Keizi who was accompanied by RBA Legal Assistant, Fred Gekonde, expressed concern that though a large percentage of Kenyans in the informal sector were aware of the pension industry, they had not enrolled in any retirement benefits scheme.

“We want to assure the public that Kenya has a very good retirement benefits regulatory framework that provides a safe environment for saving for retirement. The checks and balances that ensure good governance in the industry support its growth. Even if a particular pension scheme goes under, members’ contributions cannot be attached by debtors or used to settle outstanding bills. RBA has rolled out various programs to allay these fears and encouraging Kenyans to embrace a culture of saving for their future,” the Manager pointed out.

He said that some Kenyans did not know that whether employed or self-employed, any individual earning an income can join a pension scheme and start saving towards their retirement.

Keizi said the Authority was committed to having more informal sector workers join pension schemes, adding that RBA’s 2019-2024 strategic plan had outlined design of products suitable for the informal sector and leveraging on technology to make pension schemes accessible to all Kenyans.

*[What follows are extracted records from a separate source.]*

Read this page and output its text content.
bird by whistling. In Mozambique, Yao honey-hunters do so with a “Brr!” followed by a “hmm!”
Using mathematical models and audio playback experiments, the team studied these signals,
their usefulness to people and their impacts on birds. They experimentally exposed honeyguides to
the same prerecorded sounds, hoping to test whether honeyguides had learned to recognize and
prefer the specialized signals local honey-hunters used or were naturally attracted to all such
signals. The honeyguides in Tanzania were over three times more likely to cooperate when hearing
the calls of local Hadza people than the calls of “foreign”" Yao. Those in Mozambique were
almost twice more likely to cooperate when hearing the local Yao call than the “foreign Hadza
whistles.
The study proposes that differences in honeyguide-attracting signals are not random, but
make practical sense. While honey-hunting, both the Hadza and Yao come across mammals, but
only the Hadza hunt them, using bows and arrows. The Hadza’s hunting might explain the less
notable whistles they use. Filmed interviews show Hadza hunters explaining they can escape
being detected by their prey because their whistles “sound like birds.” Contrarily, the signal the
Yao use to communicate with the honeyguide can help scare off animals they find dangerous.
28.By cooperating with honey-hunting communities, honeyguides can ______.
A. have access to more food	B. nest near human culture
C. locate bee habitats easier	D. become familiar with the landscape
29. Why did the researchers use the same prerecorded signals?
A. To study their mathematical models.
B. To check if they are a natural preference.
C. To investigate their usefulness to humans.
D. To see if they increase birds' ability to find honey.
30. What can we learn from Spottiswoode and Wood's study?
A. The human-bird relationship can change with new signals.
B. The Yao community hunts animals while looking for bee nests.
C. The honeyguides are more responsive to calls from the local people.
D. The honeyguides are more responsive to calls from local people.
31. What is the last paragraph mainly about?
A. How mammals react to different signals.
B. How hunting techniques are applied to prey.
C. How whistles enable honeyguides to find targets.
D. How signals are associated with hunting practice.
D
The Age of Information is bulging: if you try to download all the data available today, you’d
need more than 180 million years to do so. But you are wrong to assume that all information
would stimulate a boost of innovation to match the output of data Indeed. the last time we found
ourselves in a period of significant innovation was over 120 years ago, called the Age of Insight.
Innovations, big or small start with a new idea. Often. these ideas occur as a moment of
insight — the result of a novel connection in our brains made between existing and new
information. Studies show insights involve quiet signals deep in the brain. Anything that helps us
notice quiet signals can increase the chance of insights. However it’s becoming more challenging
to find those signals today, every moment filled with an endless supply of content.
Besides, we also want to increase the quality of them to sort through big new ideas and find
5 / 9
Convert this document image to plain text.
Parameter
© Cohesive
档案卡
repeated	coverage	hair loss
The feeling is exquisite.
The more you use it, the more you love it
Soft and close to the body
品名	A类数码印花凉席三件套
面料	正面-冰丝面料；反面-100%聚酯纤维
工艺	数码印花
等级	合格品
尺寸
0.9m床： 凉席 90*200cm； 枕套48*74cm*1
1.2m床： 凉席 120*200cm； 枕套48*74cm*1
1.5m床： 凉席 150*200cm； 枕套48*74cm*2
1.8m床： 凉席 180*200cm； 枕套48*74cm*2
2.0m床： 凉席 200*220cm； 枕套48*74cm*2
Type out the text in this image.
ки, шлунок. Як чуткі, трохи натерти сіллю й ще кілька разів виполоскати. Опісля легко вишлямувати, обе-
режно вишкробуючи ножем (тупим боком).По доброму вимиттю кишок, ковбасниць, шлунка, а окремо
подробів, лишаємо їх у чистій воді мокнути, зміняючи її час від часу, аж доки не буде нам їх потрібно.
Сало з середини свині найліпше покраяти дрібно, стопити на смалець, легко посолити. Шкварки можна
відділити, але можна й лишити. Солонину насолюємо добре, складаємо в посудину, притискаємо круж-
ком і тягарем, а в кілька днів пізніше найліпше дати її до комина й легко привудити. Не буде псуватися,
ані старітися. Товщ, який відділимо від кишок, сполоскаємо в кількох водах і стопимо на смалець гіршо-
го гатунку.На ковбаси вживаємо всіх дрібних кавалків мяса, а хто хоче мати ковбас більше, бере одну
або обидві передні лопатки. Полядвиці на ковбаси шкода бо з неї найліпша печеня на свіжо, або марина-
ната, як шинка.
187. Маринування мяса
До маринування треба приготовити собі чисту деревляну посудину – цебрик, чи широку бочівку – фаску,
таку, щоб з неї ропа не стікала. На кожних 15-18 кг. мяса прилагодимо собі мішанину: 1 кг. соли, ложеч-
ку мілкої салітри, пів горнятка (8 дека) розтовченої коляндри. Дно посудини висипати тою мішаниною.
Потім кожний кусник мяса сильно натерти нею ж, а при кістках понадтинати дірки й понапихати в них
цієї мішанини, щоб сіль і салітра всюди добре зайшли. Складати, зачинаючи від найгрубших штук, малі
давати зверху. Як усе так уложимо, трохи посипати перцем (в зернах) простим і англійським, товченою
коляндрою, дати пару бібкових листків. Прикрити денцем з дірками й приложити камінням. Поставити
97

Expressing optimism that the industry was bouncing back from Covid-19 aftershocks, Keizi stated that one key lesson that Kenyans should draw from the pandemic was the need to prepare for emergencies and retirement since no one knows when their income can be cut off.

He added, “When Covid-19 struck and some workers suddenly found themselves jobless, those who were active members of pension schemes had a critical cushion they could count on. Those who had not been saving found themselves in difficult circumstances.”

Gekonde indicated that unlike the National Social Security Fund (NSSF) that had been established by an Act of Parliament other pension schemes are created as trusts after scrutiny and licensing by RBA.

The Legal Assistant said RBA had issued licenses to over 30 individual pension plans to cover self-employed individuals and workers, whose employers did not have pension schemes.

He noted that pension scheme members can use up to 40 per cent or Sh7million of their savings to purchase a residential house.

“The Authority also has overseen the introduction of umbrella pension schemes for employers and post-retirement medical fund. The Authority has provided guidelines for schemes to diversify their investment portfolios as a way of managing risks,” Gekonde noted.